Blog

Kan een rechtstreekse arbeidsovereenkomst tussen de uitzendkracht en inlener ontstaan bij structurele langdurige inzet?

Berdine van Eerden

Berdine van Eerden Senior advocaat

Op dit moment moet de Hoge Raad bepalen of het bijna 13 jaar achtereenvolgens inzetten van dezelfde inleenkracht misbruik van uitzendkrachten oplevert. 

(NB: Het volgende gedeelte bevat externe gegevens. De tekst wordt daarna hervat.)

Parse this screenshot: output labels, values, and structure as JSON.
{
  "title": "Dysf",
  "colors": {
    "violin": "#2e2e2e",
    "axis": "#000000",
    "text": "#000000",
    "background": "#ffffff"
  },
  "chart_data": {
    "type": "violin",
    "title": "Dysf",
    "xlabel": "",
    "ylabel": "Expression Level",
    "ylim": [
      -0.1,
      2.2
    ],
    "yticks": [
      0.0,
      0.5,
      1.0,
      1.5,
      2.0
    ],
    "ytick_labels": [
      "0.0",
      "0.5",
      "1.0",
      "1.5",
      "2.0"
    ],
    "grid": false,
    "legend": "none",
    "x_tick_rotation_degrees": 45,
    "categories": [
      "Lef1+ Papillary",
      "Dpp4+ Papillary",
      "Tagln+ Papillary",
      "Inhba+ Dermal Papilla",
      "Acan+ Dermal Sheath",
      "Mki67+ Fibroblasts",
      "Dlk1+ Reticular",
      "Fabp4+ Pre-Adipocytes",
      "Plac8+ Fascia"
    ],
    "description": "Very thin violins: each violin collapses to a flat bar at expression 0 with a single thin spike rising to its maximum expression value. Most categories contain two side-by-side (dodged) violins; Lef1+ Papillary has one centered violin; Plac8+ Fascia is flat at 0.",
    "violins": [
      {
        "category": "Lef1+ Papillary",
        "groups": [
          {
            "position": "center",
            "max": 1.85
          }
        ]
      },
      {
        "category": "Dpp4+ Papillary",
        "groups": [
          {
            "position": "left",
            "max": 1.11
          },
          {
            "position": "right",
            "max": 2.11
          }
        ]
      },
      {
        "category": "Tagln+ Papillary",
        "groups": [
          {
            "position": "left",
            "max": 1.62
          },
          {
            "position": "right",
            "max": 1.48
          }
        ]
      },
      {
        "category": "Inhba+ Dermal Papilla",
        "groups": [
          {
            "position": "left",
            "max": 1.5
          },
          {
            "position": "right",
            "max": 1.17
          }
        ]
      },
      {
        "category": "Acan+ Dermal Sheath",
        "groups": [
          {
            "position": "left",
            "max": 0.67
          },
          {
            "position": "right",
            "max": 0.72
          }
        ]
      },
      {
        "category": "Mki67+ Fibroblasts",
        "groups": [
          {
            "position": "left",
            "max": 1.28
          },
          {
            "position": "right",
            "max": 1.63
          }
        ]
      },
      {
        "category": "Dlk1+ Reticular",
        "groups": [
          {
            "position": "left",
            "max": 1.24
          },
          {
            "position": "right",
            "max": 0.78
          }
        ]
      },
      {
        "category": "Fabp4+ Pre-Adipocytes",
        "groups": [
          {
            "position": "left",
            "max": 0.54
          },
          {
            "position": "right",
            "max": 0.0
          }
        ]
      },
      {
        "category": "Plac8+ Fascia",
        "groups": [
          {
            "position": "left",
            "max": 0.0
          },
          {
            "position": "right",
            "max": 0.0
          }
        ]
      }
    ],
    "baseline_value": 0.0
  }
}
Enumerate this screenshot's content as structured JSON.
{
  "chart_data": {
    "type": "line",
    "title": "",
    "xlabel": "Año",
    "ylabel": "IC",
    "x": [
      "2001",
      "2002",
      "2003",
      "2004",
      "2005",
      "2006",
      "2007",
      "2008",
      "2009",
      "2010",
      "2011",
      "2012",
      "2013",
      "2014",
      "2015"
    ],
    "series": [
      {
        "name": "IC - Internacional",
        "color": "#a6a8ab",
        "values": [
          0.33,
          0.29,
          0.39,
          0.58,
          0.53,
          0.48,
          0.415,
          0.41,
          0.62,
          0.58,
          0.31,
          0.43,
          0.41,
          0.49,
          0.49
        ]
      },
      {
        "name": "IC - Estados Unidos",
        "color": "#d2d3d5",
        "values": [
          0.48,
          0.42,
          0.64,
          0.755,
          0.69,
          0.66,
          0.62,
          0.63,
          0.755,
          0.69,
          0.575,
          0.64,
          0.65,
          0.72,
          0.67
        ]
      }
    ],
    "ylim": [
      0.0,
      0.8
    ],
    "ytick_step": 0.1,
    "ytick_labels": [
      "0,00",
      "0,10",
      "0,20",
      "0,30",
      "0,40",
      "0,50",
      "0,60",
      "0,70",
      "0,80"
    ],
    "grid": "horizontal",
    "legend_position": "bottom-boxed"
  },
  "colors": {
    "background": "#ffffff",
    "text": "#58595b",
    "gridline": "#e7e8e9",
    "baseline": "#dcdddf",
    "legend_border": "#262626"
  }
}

Het Hof Den Haag had eerder geoordeeld dat dit tijdelijk noodzakelijk is en geen misbruik van uitzendkrachten tot gevolg heeft. Nu concludeert A-G De Bock aan de Hoge Raad dat het Hof dit onvoldoende onderbouwd heeft. De Uitzendrichtlijn en rechtspraak uit de EU gaan uit van restricties in de tijdelijkheid. De Nederlandse uitzendgeschiedenis ging aanvankelijk uit van de beperking van tijdelijke inzet van inleenkrachten tot zes maanden. Dat is een fors andere periode dan de 13 jaar die in deze zaak aan de orde is. De A-G gaat ook in op de optie dat een arbeidsovereenkomst tussen de uitzendkracht en de inlener zou kunnen ontstaan.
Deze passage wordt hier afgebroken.